Star Made Witch: The Path of Wisdom from Personal Gnosis to Myth

Star Made Witch: The Path of Wisdom from Personal Gnosis to Myth August 8, 2016

Thank you to everyone who attended the gnostic polytheism and animism presentation at Many Gods West on Sunday. The level of wisdom in our community is top notch and I am so proud of the ideas we generated together on receiving gnosis and transmitting wisdom.

At the start of our discussion, I asked “Who is the author of myth?” Some answers were bards, cultures, oracles, families and even the gods and spirits themselves. My concern was that although these answers were all correct, many implied a sense of the authors being far in the past. Our world is changing and we have new direction from spiritual beings and deities. However, due to issues with communication and trust sharing wisdom stories and messages that are coming to us is challenging. After tons of brainstorming and throwing out ideas we developed some processes for seeing personal gnosis through to meaningful modern myths we can be guided by as a community.

Bonnybbx / Pixabay.com
Bonnybbx / Pixabay.com

First, spirits or deities grant the experience of some knowledge to a person or people in a great variety of ways. Gnostic seekers may have dreams of gods and spirits in the form of a complete story or a direct lesson; they may sense an uncanny knowing; some mediums hear voices of spirits with messages to name a few ways.
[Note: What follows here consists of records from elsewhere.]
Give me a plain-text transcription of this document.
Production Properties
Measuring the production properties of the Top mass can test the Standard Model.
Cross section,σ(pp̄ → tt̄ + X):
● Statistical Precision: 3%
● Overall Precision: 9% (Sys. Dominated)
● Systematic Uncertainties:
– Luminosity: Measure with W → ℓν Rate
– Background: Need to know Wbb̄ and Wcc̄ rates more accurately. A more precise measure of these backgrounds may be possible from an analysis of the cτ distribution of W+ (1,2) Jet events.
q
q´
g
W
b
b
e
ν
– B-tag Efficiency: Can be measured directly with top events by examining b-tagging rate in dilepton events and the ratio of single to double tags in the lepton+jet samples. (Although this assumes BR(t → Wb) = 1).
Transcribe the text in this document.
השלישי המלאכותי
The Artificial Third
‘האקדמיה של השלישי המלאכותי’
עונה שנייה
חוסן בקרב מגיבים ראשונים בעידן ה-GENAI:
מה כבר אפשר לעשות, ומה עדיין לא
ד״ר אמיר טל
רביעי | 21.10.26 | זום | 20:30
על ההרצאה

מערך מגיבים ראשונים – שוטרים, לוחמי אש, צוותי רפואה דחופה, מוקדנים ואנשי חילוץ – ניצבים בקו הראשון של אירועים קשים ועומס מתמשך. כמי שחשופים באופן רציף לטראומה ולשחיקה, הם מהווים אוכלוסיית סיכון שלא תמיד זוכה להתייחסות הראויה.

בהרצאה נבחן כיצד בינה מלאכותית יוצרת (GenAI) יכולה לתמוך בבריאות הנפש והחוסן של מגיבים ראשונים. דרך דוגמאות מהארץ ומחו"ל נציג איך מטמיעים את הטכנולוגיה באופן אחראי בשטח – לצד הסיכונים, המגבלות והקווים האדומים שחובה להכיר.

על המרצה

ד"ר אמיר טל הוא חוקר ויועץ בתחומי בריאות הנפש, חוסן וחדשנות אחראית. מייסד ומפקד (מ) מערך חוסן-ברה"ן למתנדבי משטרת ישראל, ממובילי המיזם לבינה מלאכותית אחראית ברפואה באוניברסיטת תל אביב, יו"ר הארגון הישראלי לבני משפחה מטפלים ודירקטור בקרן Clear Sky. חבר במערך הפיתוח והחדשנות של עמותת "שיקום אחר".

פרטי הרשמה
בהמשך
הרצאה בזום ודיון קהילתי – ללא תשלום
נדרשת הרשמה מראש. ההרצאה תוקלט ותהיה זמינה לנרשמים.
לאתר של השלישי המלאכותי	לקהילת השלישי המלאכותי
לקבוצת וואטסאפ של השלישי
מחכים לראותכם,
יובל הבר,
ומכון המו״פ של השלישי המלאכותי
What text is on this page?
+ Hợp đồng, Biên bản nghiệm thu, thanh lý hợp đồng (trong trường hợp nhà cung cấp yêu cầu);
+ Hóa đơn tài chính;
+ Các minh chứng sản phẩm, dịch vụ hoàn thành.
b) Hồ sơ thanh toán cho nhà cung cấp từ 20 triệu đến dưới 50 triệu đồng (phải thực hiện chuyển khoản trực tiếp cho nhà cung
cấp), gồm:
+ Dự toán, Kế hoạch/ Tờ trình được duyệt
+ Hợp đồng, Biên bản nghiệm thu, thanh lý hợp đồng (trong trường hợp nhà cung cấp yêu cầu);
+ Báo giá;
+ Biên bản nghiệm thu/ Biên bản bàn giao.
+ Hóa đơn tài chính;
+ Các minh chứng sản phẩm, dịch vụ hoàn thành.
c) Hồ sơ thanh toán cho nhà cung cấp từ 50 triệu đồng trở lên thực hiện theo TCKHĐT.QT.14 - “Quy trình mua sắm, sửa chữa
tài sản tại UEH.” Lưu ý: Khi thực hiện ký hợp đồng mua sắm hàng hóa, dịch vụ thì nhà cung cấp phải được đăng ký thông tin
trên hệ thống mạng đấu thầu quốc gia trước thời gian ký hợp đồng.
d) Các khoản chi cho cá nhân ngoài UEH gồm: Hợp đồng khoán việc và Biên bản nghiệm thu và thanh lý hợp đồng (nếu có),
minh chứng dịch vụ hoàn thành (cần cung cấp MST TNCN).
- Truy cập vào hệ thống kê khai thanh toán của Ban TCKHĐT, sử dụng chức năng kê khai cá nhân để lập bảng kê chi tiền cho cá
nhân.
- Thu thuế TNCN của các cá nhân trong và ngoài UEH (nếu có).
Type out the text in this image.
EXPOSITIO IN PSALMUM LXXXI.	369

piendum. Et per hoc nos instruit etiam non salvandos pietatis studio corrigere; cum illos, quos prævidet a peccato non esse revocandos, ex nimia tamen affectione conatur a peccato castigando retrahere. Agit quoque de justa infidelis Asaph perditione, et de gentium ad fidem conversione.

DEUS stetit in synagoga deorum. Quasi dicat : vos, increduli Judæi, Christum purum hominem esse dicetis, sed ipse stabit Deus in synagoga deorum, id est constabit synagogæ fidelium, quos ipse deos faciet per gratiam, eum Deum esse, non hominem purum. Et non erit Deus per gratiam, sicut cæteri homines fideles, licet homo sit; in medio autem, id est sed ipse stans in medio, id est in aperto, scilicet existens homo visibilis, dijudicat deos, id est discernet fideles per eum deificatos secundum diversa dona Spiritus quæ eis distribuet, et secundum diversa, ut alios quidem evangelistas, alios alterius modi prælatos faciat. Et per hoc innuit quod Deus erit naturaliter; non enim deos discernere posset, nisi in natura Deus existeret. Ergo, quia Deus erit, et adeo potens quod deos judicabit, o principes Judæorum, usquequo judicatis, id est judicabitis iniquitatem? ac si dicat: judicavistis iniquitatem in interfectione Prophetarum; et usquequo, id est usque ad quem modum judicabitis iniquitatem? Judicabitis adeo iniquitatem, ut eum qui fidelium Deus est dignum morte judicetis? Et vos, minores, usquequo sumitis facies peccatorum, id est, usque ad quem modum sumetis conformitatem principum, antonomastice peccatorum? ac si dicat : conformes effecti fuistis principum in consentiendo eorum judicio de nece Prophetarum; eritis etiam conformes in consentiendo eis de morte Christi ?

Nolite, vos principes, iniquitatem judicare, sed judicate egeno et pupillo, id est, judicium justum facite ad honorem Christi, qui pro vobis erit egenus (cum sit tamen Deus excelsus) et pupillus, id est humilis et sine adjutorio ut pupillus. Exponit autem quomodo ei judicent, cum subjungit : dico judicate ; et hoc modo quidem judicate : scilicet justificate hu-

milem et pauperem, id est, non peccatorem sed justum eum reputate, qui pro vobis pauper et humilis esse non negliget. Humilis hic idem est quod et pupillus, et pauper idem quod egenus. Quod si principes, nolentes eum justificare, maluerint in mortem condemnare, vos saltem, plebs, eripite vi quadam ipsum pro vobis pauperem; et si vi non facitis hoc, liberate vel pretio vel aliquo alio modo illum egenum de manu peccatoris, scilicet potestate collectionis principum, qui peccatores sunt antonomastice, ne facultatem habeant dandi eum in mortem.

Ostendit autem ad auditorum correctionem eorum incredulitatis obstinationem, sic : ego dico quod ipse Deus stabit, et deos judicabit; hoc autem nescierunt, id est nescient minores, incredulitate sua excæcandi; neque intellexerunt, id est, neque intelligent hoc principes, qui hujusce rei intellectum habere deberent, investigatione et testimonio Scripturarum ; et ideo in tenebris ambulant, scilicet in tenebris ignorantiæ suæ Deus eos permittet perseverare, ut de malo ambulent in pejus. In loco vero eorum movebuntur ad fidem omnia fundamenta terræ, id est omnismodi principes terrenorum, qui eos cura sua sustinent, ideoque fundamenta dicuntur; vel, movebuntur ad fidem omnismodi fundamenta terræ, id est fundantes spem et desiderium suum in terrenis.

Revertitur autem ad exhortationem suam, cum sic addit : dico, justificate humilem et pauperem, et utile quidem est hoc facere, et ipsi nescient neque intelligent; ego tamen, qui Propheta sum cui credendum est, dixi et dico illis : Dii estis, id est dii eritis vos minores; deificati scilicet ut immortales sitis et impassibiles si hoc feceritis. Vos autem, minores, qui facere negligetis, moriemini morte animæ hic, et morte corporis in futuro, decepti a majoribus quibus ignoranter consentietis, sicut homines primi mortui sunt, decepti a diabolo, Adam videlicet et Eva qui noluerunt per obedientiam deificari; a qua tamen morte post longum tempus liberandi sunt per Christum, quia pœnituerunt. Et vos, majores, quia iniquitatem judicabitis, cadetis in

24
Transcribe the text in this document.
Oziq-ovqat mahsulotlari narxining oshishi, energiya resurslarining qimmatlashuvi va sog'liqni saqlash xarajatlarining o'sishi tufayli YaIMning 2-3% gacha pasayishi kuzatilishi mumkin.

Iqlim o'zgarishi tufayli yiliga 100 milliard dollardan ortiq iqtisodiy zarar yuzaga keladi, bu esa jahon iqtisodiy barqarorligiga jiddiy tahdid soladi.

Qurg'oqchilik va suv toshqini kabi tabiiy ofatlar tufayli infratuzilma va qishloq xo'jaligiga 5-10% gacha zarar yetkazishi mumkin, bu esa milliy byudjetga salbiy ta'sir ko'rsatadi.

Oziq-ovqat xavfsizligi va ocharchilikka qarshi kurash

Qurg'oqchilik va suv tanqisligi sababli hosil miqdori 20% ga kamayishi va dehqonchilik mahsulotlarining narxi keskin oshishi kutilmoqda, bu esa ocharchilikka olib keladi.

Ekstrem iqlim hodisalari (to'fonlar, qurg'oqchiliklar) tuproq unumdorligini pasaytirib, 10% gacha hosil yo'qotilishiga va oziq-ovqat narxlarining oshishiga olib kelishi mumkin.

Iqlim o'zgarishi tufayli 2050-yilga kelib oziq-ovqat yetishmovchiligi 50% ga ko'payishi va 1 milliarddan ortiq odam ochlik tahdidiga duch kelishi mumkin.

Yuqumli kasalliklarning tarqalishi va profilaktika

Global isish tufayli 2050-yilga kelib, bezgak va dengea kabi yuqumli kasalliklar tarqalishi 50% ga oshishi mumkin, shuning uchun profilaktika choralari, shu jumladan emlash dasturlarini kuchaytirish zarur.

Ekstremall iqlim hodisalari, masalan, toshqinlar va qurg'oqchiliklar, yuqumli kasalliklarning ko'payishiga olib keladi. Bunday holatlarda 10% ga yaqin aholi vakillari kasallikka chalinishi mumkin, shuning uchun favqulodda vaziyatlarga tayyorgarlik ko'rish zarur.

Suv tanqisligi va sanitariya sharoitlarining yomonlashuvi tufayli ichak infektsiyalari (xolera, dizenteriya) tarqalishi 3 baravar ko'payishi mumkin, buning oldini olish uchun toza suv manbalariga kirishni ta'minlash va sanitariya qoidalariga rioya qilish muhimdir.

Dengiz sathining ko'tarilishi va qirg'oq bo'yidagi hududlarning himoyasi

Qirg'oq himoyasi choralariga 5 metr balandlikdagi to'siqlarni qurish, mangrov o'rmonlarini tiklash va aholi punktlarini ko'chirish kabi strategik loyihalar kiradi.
As a sacred artist, ideas often come to me as pictures or scenes that I see and feel viscerally. When an idea is just my creative imagination it does not make my skin tingle the way that spiritually inspired message does. Versus most of my regular art projects, I view a work of art completed gnostically almost as though it wasn’t me that painted it but that it was painted through me and know the image expresses gnosis. My sacred art also feels more alive and takes off on a path of its own.

Secondly, the gnostic seeker must determine if the message is wisdom, if it should be shared, with who and how. Not every spiritual interaction is going to be useful to others beyond yourself. The theme I noticed in our discussion was to run the transmission by a few people as a personal gnosis and see if it resonates with them. Now and then others will even say that they had been getting the same idea on the subject from their meditations. When I have an automatic drawing or have drawn a dream or vision, I usually share the sketches and ideas with a few trusted friends and talk about the message with them or ask their interpretations. If an idea isn’t meaning anything to others or it is easily misinterpreted, the gnosis might be just for you, need to be clarified, or saved for another audience it will make more impact upon.

Now and then I have set aside inspired ideas and refined them until they could make a bigger difference. Keeping notes is very helpful for allowing gnosis to mature and looking back over your papers periodically to ascertain if perhaps the concept or story is ready to be shared. I had a flash of inspiration once that the Morrigan served as psychopomp for her slain son Meiche and tended to his snake ridden heart. I tried to share this (re?)discovered part of the legend on livejournal, but it just didn’t come across well. However, more recently, I was able to draw the Great Queen like a valkyrie and share the piece with the ever growing Morrigan community in an anthology By Blood, Bone and Blade. Viewers can look at the illustration and place the picture into their worldview just for a moment and see if the scene makes sense to them. I have had other psychopomp visions that I felt that at least for the foreseeable future were just for my own psychic training.

When you have important wisdom to share with your spiritual community, careful consideration about how to best present it to your audience is key. There are times to be authoritative with personal gnosis and to confront the community with sermons or instructions, but those times are rare and are mostly reserved for teacher-student or priest-congregation relationships. More often people can better incorporate wisdom into their personal lives if they can interpret it for themselves, especially in communities of equals or in mixed settings. Sharing personal gnosis as an anecdote in first person, but leaving the meaning for others to do with what they may, writing a ritual for people to try, art, dance, poetry and stories are all excellent ways to share a divine message.

a thin line drawing of a woman with wings
Morrigan / Illustration by the author

Third, people the gnosis was transmitted to and it resonated for affirm it either by a conscious approval or just by naturally incorporating and accepting it into their philosophies and or practices. The ritual or art is used, adapted, or inspires more creation and realizations. People retell your story or anecdote to others and overtime it could become traditional lore and then myth. With my sacred art, I start to see that a gnostic transmission is touching people because they share their reactions to me, tell me they worked it into their altar or spiritual practices, they write about how it changed their thinking about a rite of passage, etc. I paint plenty of pretty pictures and decent portraits, but based on the responses they do not affect people as deeply as something expressing gnosis.

Another sign that your personal gnosis is becoming community gnosis is when people begin identifying with the idea and asking for more details or guidance on how to incorporate the information into their lives. As gnosis takes on its own mythic life if it ever felt like your property it now firmly belongs to the community, a bit like a child that grew up.

Finally, we revisited the opening question, “Who is the author of myth?” and we gave a resoundingly modern answer: “Me!” as in each of us can be the one who brings to the community the wisdom of myth from out of our personal gnosis.